2. If it's not that big of a deal, why do we do it?
A. It's the law for homeschooled kids in the odd years starting in grade 3.
B. It gives us some really good information. The Iowa gives fantastic information that will help you evaluate your homeschool program. Other state evaluations give feedback like, "Partially Proficient". What does that mean when you are evaluating your math program? Iowa will list a set of skills and specific info on how your child did in those areas. (Anyone want to join me to contact your state representatives about why all of Colorado should switch back to the Iowa test? That's a discussion for another time. :-))
3. Not only do we need to do it, but why do we need to do our best?
A. We should always do our best.
B. Encouraging our kids to do their best will help us get good results to evaluate what we do. I would always tell my kids (my homeschool kids and my classrooms of kids over the years) if we score great, we know we did a good job and don't have to do that again!. If we didn't do so well on a section, that tells us something.

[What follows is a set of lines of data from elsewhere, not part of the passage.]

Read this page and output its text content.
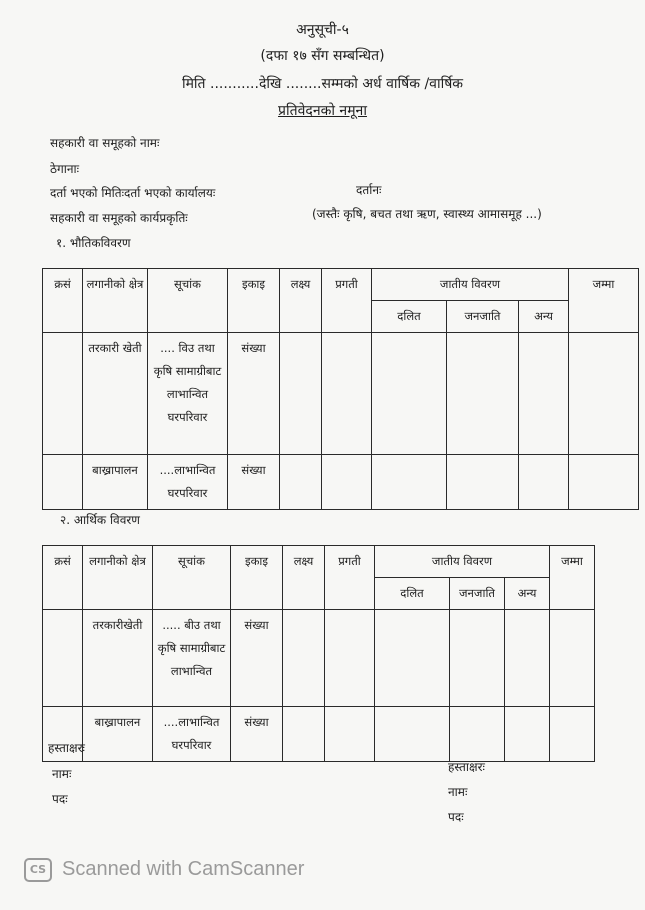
अनुसूची-५
(दफा १७ सँग सम्बन्धित)
मिति ...........देखि ........सम्मको अर्ध वार्षिक /वार्षिक
प्रतिवेदनको नमूना
सहकारी वा समूहको नामः
ठेगानाः
दर्ता भएको मितिःदर्ता भएको कार्यालयः	दर्तानः
सहकारी वा समूहको कार्यप्रकृतिः	(जस्तैः कृषि, बचत तथा ऋण, स्वास्थ्य आमासमूह ...)
१. भौतिकविवरण
क्रसं	लगानीको क्षेत्र	सूचांक	इकाइ	लक्ष्य	प्रगती	जातीय विवरण			जम्मा
						दलित	जनजाति	अन्य	
	तरकारी खेती	.... विउ तथा कृषि सामाग्रीबाट लाभान्वित घरपरिवार	संख्या						
	बाख्रापालन	....लाभान्वित घरपरिवार	संख्या						
२. आर्थिक विवरण
क्रसं	लगानीको क्षेत्र	सूचांक	इकाइ	लक्ष्य	प्रगती	जातीय विवरण			जम्मा
						दलित	जनजाति	अन्य	
	तरकारीखेती	..... बीउ तथा कृषि सामाग्रीबाट लाभान्वित	संख्या						
	बाख्रापालन	....लाभान्वित घरपरिवार	संख्या						
हस्ताक्षरः
नामः
पदः
हस्ताक्षरः
नामः
पदः
CS Scanned with CamScanner
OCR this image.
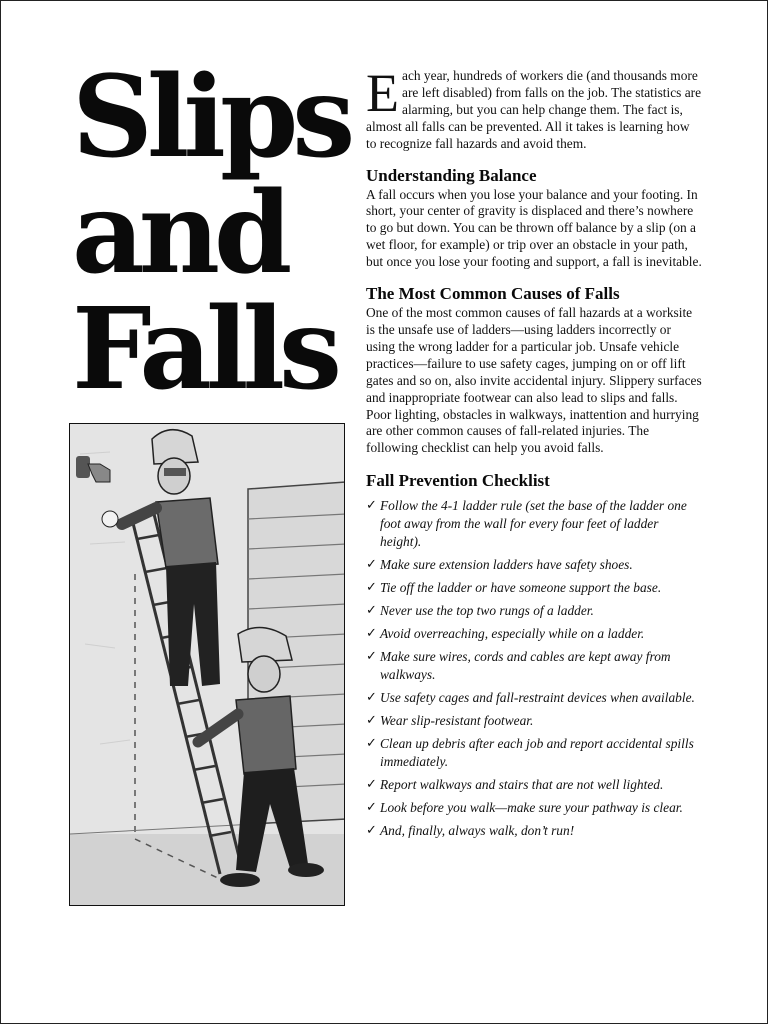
Slips
and
Falls

Each year, hundreds of workers die (and thousands more are left disabled) from falls on the job. The statistics are alarming, but you can help change them. The fact is, almost all falls can be prevented. All it takes is learning how to recognize fall hazards and avoid them.

Understanding Balance

A fall occurs when you lose your balance and your footing. In short, your center of gravity is displaced and there’s nowhere to go but down. You can be thrown off balance by a slip (on a wet floor, for example) or trip over an obstacle in your path, but once you lose your footing and support, a fall is inevitable.

The Most Common Causes of Falls

One of the most common causes of fall hazards at a worksite is the unsafe use of ladders—using ladders incorrectly or using the wrong ladder for a particular job. Unsafe vehicle practices—failure to use safety cages, jumping on or off lift gates and so on, also invite accidental injury. Slippery surfaces and inappropriate footwear can also lead to slips and falls. Poor lighting, obstacles in walkways, inattention and hurrying are other common causes of fall-related injuries. The following checklist can help you avoid falls.

Fall Prevention Checklist
✓ Follow the 4-1 ladder rule (set the base of the ladder one foot away from the wall for every four feet of ladder height).
✓ Make sure extension ladders have safety shoes.
✓ Tie off the ladder or have someone support the base.
✓ Never use the top two rungs of a ladder.
✓ Avoid overreaching, especially while on a ladder.
✓ Make sure wires, cords and cables are kept away from walkways.
✓ Use safety cages and fall-restraint devices when available.
✓ Wear slip-resistant footwear.
✓ Clean up debris after each job and report accidental spills immediately.
✓ Report walkways and stairs that are not well lighted.
✓ Look before you walk—make sure your pathway is clear.
✓ And, finally, always walk, don’t run!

Maybe we forgot to cover that. Maybe our book didn't cover that. No big deal-we'll handle that better in the future. The test really is for me, the teacher, to figure out what we need to work on.

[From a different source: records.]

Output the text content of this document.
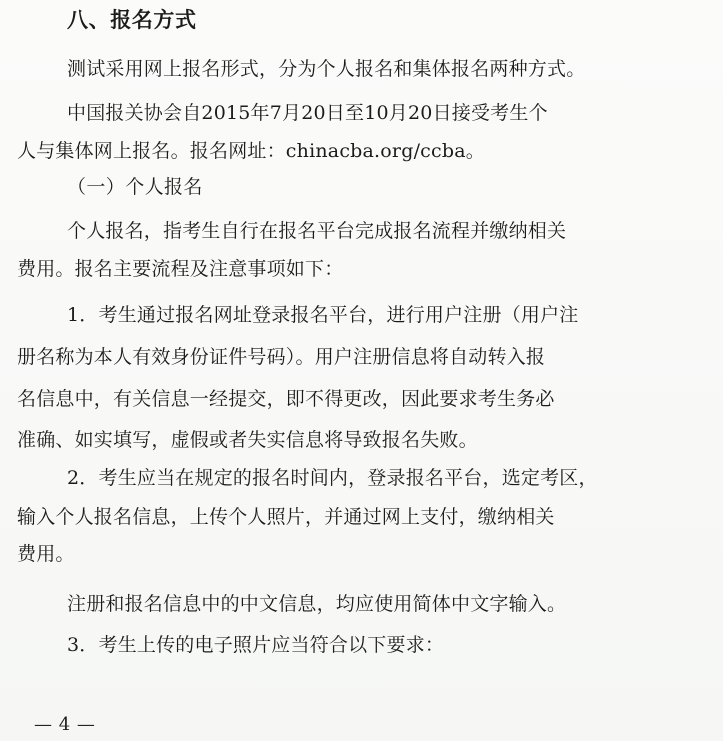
八、报名方式
测试采用网上报名形式，分为个人报名和集体报名两种方式。
中国报关协会自2015年7月20日至10月20日接受考生个
人与集体网上报名。报名网址：chinacba.org/ccba。
（一）个人报名
个人报名，指考生自行在报名平台完成报名流程并缴纳相关
费用。报名主要流程及注意事项如下：
1．考生通过报名网址登录报名平台，进行用户注册（用户注
册名称为本人有效身份证件号码）。用户注册信息将自动转入报
名信息中，有关信息一经提交，即不得更改，因此要求考生务必
准确、如实填写，虚假或者失实信息将导致报名失败。
2．考生应当在规定的报名时间内，登录报名平台，选定考区，
输入个人报名信息，上传个人照片，并通过网上支付，缴纳相关
费用。
注册和报名信息中的中文信息，均应使用简体中文字输入。
3．考生上传的电子照片应当符合以下要求：
— 4 —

4. Moms and Dads: Be REAL. Are you feeling the pressure and passing that along to your kids? Are you afraid you may find out there are some things you didn't do right with your homeschooling this year? Join the club. I have been in education for 32 years. (Yikes, that hard to believe.) The best teachers I know have looked at what they did and said, "Hmm...that didn't go so well. Now what?" and made changes. The worst teachers I have known don't evaluate. Don't change. They move ahead with the same plan with no real thought about how to make it better. That's not us! Remember Growth Mindset? We learn from failures. Mistakes can make us better.

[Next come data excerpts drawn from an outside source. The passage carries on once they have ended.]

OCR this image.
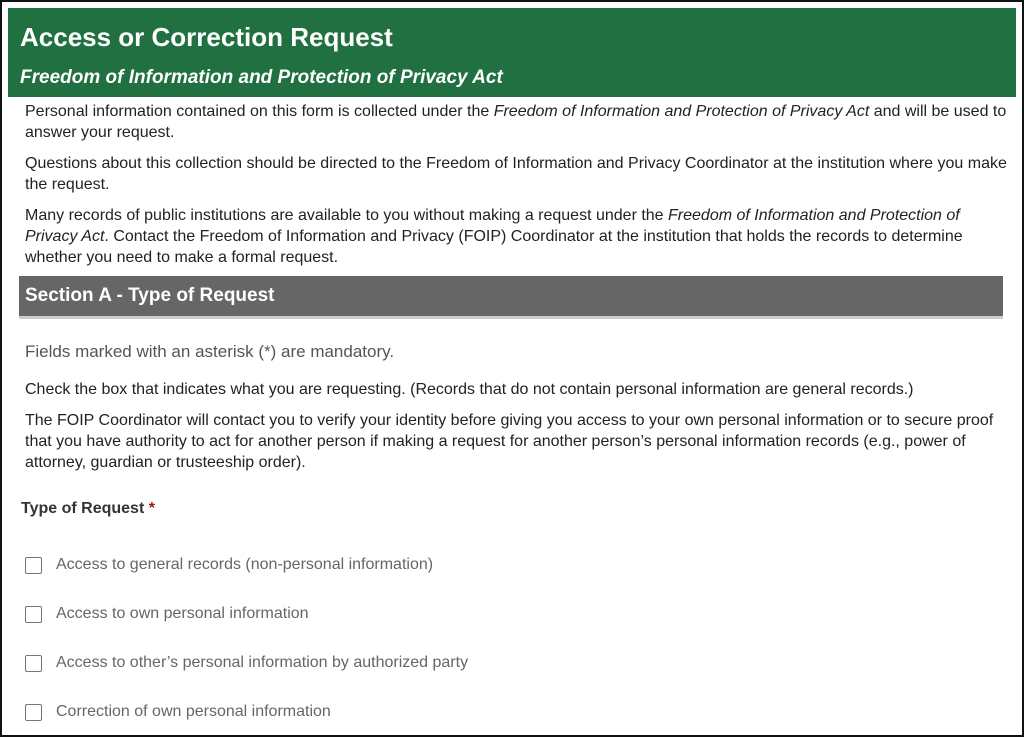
Access or Correction Request
Freedom of Information and Protection of Privacy Act

Personal information contained on this form is collected under the Freedom of Information and Protection of Privacy Act and will be used to answer your request.

Questions about this collection should be directed to the Freedom of Information and Privacy Coordinator at the institution where you make the request.

Many records of public institutions are available to you without making a request under the Freedom of Information and Protection of Privacy Act. Contact the Freedom of Information and Privacy (FOIP) Coordinator at the institution that holds the records to determine whether you need to make a formal request.

Section A - Type of Request
Fields marked with an asterisk (*) are mandatory.

Check the box that indicates what you are requesting. (Records that do not contain personal information are general records.)

The FOIP Coordinator will contact you to verify your identity before giving you access to your own personal information or to secure proof that you have authority to act for another person if making a request for another person’s personal information records (e.g., power of attorney, guardian or trusteeship order).

Type of Request *
Access to general records (non-personal information)
Access to own personal information
Access to other’s personal information by authorized party
Correction of own personal information
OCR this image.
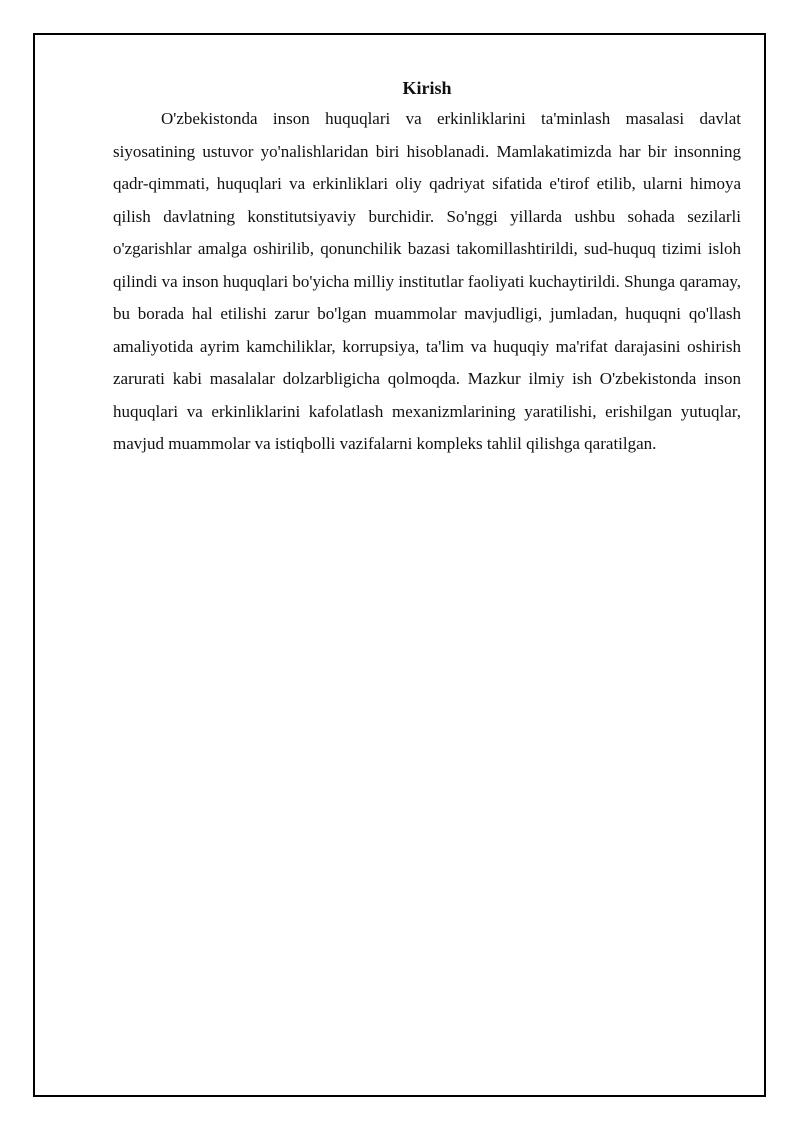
Kirish

O'zbekistonda inson huquqlari va erkinliklarini ta'minlash masalasi davlat siyosatining ustuvor yo'nalishlaridan biri hisoblanadi. Mamlakatimizda har bir insonning qadr-qimmati, huquqlari va erkinliklari oliy qadriyat sifatida e'tirof etilib, ularni himoya qilish davlatning konstitutsiyaviy burchidir. So'nggi yillarda ushbu sohada sezilarli o'zgarishlar amalga oshirilib, qonunchilik bazasi takomillashtirildi, sud-huquq tizimi isloh qilindi va inson huquqlari bo'yicha milliy institutlar faoliyati kuchaytirildi. Shunga qaramay, bu borada hal etilishi zarur bo'lgan muammolar mavjudligi, jumladan, huquqni qo'llash amaliyotida ayrim kamchiliklar, korrupsiya, ta'lim va huquqiy ma'rifat darajasini oshirish zarurati kabi masalalar dolzarbligicha qolmoqda. Mazkur ilmiy ish O'zbekistonda inson huquqlari va erkinliklarini kafolatlash mexanizmlarining yaratilishi, erishilgan yutuqlar, mavjud muammolar va istiqbolli vazifalarni kompleks tahlil qilishga qaratilgan.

Take the pressure off. Take it off yourself. Take it off your kids. Yes, eat a good breakfast. Get a good night's rest. But, keep that simple and low key as well. You are a homeschooling parent and have taken on the wonderful, pain staking job of homeschooling your children. No one is more fit for that job than you. While we want to grow and do what's best for our kids, don't let anyone dress you in the Emporer's Clothes. Keep your goals in mind, get the info, take it in, evaluate it, and move ahead. All of us at Summit are cheering you on!